Utah is a very Republican state, especially when it comes to national politics. So it makes sense that national Democrats thinking about running for president wouldn't do very well here. The state last voted for a Democrat for president in 1964.

Sen. Hillary Rodham Clinton, D-N.Y., gets 7 percent support here, Jones found. Sen. Barak Obama, D-Ill., gets 5 percent, and Sen. John Kerry, D-Mass., the 2004 Democratic presidential nominee, gets only 3 percent support, Jones found.

GOP Gov. Jon Huntsman Jr. has already said he's backing McCain, should the senator run.

U.S. Sens. Bob Bennett and Orrin Hatch, both R-Utah, like Romney, a fellow member of The Church of Jesus Christ of Latter-day Saints.

The "Mormon issue" for Romney was highlighted recently when several leading Utah Republicans began a heavily scrutinized effort to organize support for the governor through a Brigham Young University business alumni organization.

Early media reports said leaders of the LDS Church had endorsed the effort, but the church denied that and Romney-backers quickly stepped away from it, saying church leaders really didn't even know about the alumni effort at BYU, which is owned and operated by the church.

Romney predictably gets high support from Utah Republicans and members of the LDS Church, Jones found.

Sixty percent of Republicans favor Romney. McCain gets only 14 percent of his party members' support.
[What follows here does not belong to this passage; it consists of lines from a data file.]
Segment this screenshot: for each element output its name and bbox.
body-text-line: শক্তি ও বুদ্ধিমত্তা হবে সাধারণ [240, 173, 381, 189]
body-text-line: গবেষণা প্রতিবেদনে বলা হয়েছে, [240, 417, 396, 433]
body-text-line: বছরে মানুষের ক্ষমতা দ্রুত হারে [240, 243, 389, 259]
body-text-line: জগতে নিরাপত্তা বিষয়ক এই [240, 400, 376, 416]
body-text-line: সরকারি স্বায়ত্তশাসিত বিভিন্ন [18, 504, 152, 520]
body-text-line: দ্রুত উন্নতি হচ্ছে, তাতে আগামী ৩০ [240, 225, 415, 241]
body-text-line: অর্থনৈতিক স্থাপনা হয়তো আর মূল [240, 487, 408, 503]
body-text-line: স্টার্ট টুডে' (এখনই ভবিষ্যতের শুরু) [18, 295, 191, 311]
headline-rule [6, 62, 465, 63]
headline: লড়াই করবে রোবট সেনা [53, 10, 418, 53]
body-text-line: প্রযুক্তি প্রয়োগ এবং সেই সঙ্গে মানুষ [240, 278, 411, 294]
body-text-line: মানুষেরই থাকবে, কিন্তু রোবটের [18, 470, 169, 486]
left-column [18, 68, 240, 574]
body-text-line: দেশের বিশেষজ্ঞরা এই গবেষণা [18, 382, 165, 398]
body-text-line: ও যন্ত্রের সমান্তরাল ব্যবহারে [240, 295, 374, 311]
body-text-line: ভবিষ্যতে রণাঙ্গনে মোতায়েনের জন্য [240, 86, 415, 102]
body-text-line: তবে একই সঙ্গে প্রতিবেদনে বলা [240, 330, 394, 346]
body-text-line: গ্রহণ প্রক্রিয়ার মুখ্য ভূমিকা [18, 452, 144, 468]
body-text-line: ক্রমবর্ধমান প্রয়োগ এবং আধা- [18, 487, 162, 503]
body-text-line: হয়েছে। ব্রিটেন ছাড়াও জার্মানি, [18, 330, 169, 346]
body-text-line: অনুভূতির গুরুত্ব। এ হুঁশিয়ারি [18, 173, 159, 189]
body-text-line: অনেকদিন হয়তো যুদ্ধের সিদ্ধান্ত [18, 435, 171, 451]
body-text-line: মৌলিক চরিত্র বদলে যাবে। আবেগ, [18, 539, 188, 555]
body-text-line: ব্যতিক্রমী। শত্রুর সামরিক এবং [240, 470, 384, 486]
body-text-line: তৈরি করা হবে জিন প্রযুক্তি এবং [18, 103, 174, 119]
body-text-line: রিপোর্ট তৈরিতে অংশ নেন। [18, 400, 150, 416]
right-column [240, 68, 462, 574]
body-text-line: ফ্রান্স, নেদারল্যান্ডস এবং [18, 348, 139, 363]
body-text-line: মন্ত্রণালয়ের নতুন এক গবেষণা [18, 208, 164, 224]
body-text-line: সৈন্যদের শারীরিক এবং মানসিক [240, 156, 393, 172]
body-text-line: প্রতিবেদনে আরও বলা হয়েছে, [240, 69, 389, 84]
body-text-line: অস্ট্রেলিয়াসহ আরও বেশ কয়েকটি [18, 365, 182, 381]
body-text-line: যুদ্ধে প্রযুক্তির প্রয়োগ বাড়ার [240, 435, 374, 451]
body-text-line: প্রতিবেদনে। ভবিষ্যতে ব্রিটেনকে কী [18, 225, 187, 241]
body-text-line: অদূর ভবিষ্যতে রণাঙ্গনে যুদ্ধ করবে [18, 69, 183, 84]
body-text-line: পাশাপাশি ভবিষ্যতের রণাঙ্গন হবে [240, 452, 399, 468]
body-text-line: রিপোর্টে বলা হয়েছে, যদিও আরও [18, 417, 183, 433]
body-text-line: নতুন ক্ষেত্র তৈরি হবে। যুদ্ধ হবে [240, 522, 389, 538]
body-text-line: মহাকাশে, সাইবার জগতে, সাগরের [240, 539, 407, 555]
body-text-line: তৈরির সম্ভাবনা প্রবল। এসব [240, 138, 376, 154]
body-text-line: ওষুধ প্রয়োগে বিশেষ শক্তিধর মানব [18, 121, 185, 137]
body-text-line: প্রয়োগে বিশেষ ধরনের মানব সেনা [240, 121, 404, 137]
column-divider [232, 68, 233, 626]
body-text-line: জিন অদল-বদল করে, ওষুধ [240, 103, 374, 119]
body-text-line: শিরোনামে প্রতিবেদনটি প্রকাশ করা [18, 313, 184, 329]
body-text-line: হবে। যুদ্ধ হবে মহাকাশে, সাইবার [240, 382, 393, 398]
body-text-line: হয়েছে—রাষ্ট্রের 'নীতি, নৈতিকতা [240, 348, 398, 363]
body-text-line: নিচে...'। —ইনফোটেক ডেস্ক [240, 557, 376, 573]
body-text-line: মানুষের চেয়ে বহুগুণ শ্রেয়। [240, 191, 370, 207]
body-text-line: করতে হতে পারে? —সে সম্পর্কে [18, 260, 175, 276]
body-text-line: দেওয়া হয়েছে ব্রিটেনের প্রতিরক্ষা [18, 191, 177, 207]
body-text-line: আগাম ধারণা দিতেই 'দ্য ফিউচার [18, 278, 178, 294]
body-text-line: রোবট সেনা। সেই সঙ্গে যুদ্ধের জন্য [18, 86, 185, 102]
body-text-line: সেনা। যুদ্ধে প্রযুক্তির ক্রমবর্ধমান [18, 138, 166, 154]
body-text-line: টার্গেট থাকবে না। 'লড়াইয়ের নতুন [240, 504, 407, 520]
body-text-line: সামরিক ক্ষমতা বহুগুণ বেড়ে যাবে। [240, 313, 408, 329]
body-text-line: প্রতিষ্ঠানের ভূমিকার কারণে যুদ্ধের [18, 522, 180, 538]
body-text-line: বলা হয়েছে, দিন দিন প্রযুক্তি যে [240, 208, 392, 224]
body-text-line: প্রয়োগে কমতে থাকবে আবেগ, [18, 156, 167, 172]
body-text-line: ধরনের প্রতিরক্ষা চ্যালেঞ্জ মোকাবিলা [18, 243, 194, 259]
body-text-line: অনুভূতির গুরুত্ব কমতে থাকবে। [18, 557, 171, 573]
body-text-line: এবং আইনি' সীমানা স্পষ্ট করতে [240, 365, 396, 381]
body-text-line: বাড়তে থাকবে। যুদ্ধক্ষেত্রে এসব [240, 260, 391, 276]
Romney gets 33 percent of the independent vote; McCain gets 21 percent.

Romney's surname is a well-known in many LDS populations, and the Massachusetts governor gets 55 percent of the LDS vote, Jones found. McCain gets 14 percent and every other candidate gets only single digit support.

As of June, Romney's various political action committees had raised $1.6 million. Forty-five percent of that, or $732,500, came from Utahns, an earlier Morning News analysis showed.

Even though Huntsman is backing McCain, Romney's largest donor in Utah was the governor's father, philanthropist Jon Huntsman Sr., who has given Romney $128,500.